Liv Ullmann
Di Santi Visalli
Ingmar Bergman, regista svedese è sempre stato uno dei miei registi preferiti. Mi son visto tutti i suoi grandi film, alcuni anche più volte. Il Settimo Sigillo (1957), Il Posto delle Fragole (1957), Persona (1966), Fanny e Alexander (1982), Sinfonia D’autunno (1978) e Sussurri e Grida (1972). Carattere tipicamente nordico, ma geniale. Da catalogare direttamente all’opposto di Federico Fellini con il quale ho avuto il piacere di lavorare per cinque intere settimane a Roma, mentre girava Casanova (1976).
La musa di Ingmar Bergman, ed a volte amante, è stata la grande attrice Norvegese Liv Ullman, con i suoi magnifici capelli biondi, la sua pelle liscia come la miglior porcellana cinese, poche e piccole lentiggini. Lei nordica riesce ad affascinare persino un ‘SICULU” come me, e non solo.

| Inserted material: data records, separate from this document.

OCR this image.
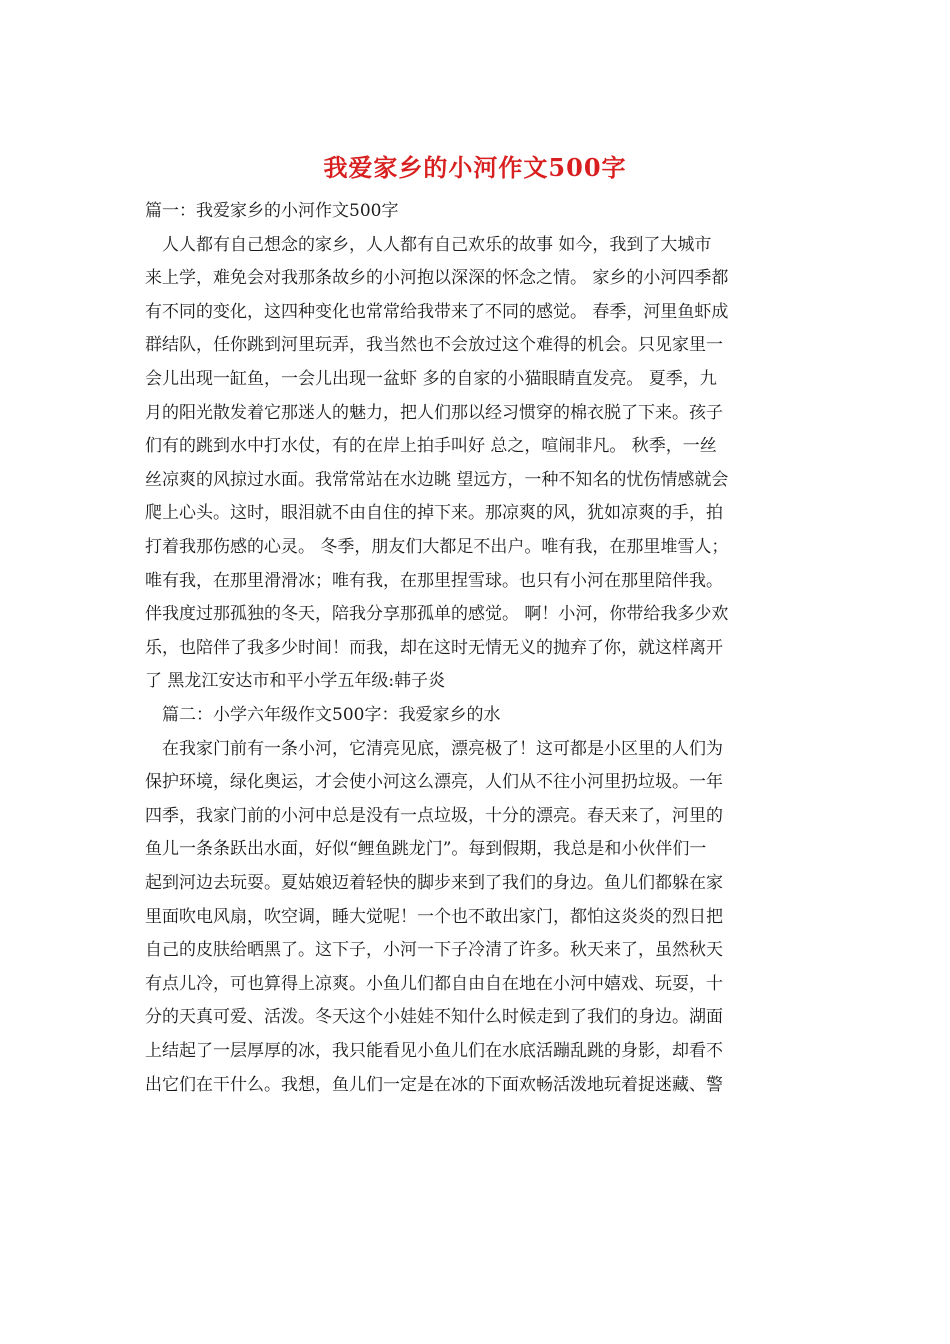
我爱家乡的小河作文500字
篇一：我爱家乡的小河作文500字
　人人都有自己想念的家乡，人人都有自己欢乐的故事 如今，我到了大城市
来上学，难免会对我那条故乡的小河抱以深深的怀念之情。 家乡的小河四季都
有不同的变化，这四种变化也常常给我带来了不同的感觉。 春季，河里鱼虾成
群结队，任你跳到河里玩弄，我当然也不会放过这个难得的机会。只见家里一
会儿出现一缸鱼，一会儿出现一盆虾 多的自家的小猫眼睛直发亮。 夏季，九
月的阳光散发着它那迷人的魅力，把人们那以经习惯穿的棉衣脱了下来。孩子
们有的跳到水中打水仗，有的在岸上拍手叫好 总之，喧闹非凡。 秋季，一丝
丝凉爽的风掠过水面。我常常站在水边眺 望远方，一种不知名的忧伤情感就会
爬上心头。这时，眼泪就不由自住的掉下来。那凉爽的风，犹如凉爽的手，拍
打着我那伤感的心灵。 冬季，朋友们大都足不出户。唯有我，在那里堆雪人；
唯有我，在那里滑滑冰；唯有我，在那里捏雪球。也只有小河在那里陪伴我。
伴我度过那孤独的冬天，陪我分享那孤单的感觉。 啊！小河，你带给我多少欢
乐，也陪伴了我多少时间！而我，却在这时无情无义的抛弃了你，就这样离开
了 黑龙江安达市和平小学五年级:韩子炎
　篇二：小学六年级作文500字：我爱家乡的水
　在我家门前有一条小河，它清亮见底，漂亮极了！这可都是小区里的人们为
保护环境，绿化奥运，才会使小河这么漂亮，人们从不往小河里扔垃圾。一年
四季，我家门前的小河中总是没有一点垃圾，十分的漂亮。春天来了，河里的
鱼儿一条条跃出水面，好似“鲤鱼跳龙门”。每到假期，我总是和小伙伴们一
起到河边去玩耍。夏姑娘迈着轻快的脚步来到了我们的身边。鱼儿们都躲在家
里面吹电风扇，吹空调，睡大觉呢！一个也不敢出家门，都怕这炎炎的烈日把
自己的皮肤给晒黑了。这下子，小河一下子冷清了许多。秋天来了，虽然秋天
有点儿冷，可也算得上凉爽。小鱼儿们都自由自在地在小河中嬉戏、玩耍，十
分的天真可爱、活泼。冬天这个小娃娃不知什么时候走到了我们的身边。湖面
上结起了一层厚厚的冰，我只能看见小鱼儿们在水底活蹦乱跳的身影，却看不
出它们在干什么。我想，鱼儿们一定是在冰的下面欢畅活泼地玩着捉迷藏、警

Il dieci di aprile del 1972 alle nove del mattino io avevo un appuntamento nel mio studio di Manhattan per fotografarla, non nascondo che Liv Ullman è ancora oggi una delle mie stars preferite. Lei arriva puntualissima. Sento lo scricchiolio dei freni del taxi e mi affaccio alla finestra, la vedo scendere dal taxi e poi subito sparire. Io ero già pronto, ansioso e felice di poterla fotografare. Lei entra tutta eccitata, mi dice guarda: uscendo dal taxi ho investito la porta e vedi quest’occhio nero, guarda è tutto livido... Maledizione oggi non posso farmi fotografare e domani parto per la Svezia. Io per la verità non avevo visto nessun urto con la porta del taxi.
Liv le dico: io debbo consegnare al New York Times i rullini oggi stesso non più tardi delle 11:00, ho una dead line che non si può rimandare. Il giornale aspetta le foto per poter chiudere il numero. Perché non prendete una foto d’archivio, mi risponde Liv. Non si può. Vogliono una foto recente. E poi farei una figura da stupido. Penseranno che sia colpa mia se non riesco a fotografarti. Tira e molla lei non vuol cedere. A un certo punto mi viene la geniale idea di dirle: Guarda io ti farò apparire come una Monna Lisa, di profilo ma, sempre un Mona Lisa.
A questo punto dopo più di quindici minuti di agitata conversazione, la convinco a farsi fotografare. E così incominciamo. Lei a posare ed io a fotografare. Tenendo sempre presente di non inquadrarle l’occhio livido.
Giocando con la luce, la feci posare in controluce in modo da creare un contrasto naturale, che nascondesse il livido e così realizzai la mia Mona Lisa. Scattai un paio di rullini tri X e le dissi che avevo finito. Lei si girò leggermente verso di me alzò la mano sinistra per togliere i capelli che le erano caduti sul suo dolce viso ed espose pochissimo l’occhio livido e mi disse questa foto è per te. Ti voglio lasciare questo ricordo perché sei stato gentilissimo con me. Arrivederci. Mi diede un piccolo bacio sulla guancia e sparì con la stessa velocità con cui era entrata.
Diciassette anni dopo nel gennaio dell’ottantanove, la rincontrai, era in fila come tutti noi mortali alla prima del film di Bertolucci L’Ultimo Imperatore. Mi avvicinai. Le ricordai chi ero e le chiesi se volesse vedere i provini che avevamo scattato tanti anni prima e che, se avesse voluto delle foto, le avrei inviato molto volentieri delle stampe. Mi dette un indirizzo. Le inviai i provini, ma purtroppo la busta mi tornò indietro senza essere stata aperta. Ho sbagliato io o mi ha dato lei un indirizzo sbagliato?